Search code examples
pythonbeautifulsoupscreen-scraping

Excluding unwanted results of findAll using BeautifulSoup


Using BeautifulSoup, I am aiming to scrape the text associated with this HTML hook:

<p class="review_comment">

So, using the simple code as follows,

content = page.read()  
soup = BeautifulSoup(content)  
results = soup.find_all("p", "review_comment")
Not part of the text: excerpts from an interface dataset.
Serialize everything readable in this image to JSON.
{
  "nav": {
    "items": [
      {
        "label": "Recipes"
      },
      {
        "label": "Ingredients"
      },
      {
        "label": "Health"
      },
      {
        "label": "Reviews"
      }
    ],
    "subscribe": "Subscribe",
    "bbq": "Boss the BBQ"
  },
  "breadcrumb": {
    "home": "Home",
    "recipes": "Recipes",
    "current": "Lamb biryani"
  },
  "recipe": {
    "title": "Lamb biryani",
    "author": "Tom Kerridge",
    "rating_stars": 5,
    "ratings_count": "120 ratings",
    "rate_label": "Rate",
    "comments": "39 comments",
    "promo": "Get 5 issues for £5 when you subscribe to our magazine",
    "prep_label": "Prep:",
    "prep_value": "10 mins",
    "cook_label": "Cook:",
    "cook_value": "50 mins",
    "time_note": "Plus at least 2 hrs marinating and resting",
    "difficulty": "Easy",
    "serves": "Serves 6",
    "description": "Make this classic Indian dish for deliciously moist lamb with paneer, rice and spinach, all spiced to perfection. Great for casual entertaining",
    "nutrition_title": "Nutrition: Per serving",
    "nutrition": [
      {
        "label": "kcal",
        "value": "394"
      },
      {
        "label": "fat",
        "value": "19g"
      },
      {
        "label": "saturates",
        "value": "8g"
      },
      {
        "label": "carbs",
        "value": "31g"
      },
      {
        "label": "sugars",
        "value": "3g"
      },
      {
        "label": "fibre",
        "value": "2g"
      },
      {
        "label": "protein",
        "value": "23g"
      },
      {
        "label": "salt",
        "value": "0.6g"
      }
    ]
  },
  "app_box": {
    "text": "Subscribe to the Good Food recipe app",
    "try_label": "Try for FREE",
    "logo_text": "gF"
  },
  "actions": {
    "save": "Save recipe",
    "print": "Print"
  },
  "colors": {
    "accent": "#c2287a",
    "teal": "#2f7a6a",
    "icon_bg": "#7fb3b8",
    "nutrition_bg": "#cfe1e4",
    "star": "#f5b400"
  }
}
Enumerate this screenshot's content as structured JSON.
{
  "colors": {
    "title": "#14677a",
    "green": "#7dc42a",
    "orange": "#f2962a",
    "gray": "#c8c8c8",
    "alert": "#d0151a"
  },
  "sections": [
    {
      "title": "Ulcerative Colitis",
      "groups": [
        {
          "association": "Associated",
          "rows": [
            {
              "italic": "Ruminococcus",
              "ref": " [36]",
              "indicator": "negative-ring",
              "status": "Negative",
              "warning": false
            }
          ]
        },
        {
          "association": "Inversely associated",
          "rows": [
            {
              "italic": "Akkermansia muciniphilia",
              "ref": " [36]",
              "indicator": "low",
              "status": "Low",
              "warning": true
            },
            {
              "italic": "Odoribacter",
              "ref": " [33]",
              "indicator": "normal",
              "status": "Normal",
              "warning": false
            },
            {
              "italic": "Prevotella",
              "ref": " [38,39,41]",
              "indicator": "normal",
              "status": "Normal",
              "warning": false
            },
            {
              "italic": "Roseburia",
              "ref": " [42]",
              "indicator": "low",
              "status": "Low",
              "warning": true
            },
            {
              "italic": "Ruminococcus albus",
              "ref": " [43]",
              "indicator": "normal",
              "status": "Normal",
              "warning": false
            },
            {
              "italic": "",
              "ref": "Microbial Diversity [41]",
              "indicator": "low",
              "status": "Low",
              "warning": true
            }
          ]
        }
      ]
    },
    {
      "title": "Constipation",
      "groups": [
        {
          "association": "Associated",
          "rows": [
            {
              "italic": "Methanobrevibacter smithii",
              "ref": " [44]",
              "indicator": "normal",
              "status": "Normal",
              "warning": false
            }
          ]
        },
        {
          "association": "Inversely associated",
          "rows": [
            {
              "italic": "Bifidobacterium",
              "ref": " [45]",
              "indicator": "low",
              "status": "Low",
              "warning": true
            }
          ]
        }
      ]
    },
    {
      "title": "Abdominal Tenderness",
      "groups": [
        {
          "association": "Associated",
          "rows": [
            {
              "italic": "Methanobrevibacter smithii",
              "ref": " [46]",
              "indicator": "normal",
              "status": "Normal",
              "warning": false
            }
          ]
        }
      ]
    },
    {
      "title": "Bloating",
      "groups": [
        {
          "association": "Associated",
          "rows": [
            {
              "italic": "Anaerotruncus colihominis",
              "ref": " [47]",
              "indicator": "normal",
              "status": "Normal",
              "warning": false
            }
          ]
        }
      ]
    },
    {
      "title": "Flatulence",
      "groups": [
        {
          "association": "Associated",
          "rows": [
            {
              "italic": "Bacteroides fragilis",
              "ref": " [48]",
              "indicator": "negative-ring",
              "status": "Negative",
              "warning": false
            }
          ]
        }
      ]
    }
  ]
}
I am happily parsing the text that is living here:

<p class="review_comment">
    This place is terrible!</p>

The bad news is that every 30 or so times the soup.find_all gets a match, it also matches and grabs something that I really don't want, which is a user's old review that they've since updated:

<p class="review_comment">
    It's 1999, and I will always love this place…  
<a href="#" class="show-archived">Read more &raquo;</a></p>

In my attempts to exclude these old duplicate reviews, I have tried a hodgepodge of ideas.

  • I've been trying to alter the arguments in my soup.find_all() call to specifically exclude any text that comes before the <a href="#" class="show-archived">Read more &raquo;</a>
  • I've drowned in Regular Expressions-type matching limbo with no success.
  • I can't seem to take advantage of the class="show-archived" attribute.

Any ideas would be gratefully appreciated. Thanks in advance.


Solution

  • Is this what you are seeking?

    for p in soup.find_all("p", "review_comment"):
        if p.find(class_='show-archived'):
            continue
        # p is now a wanted p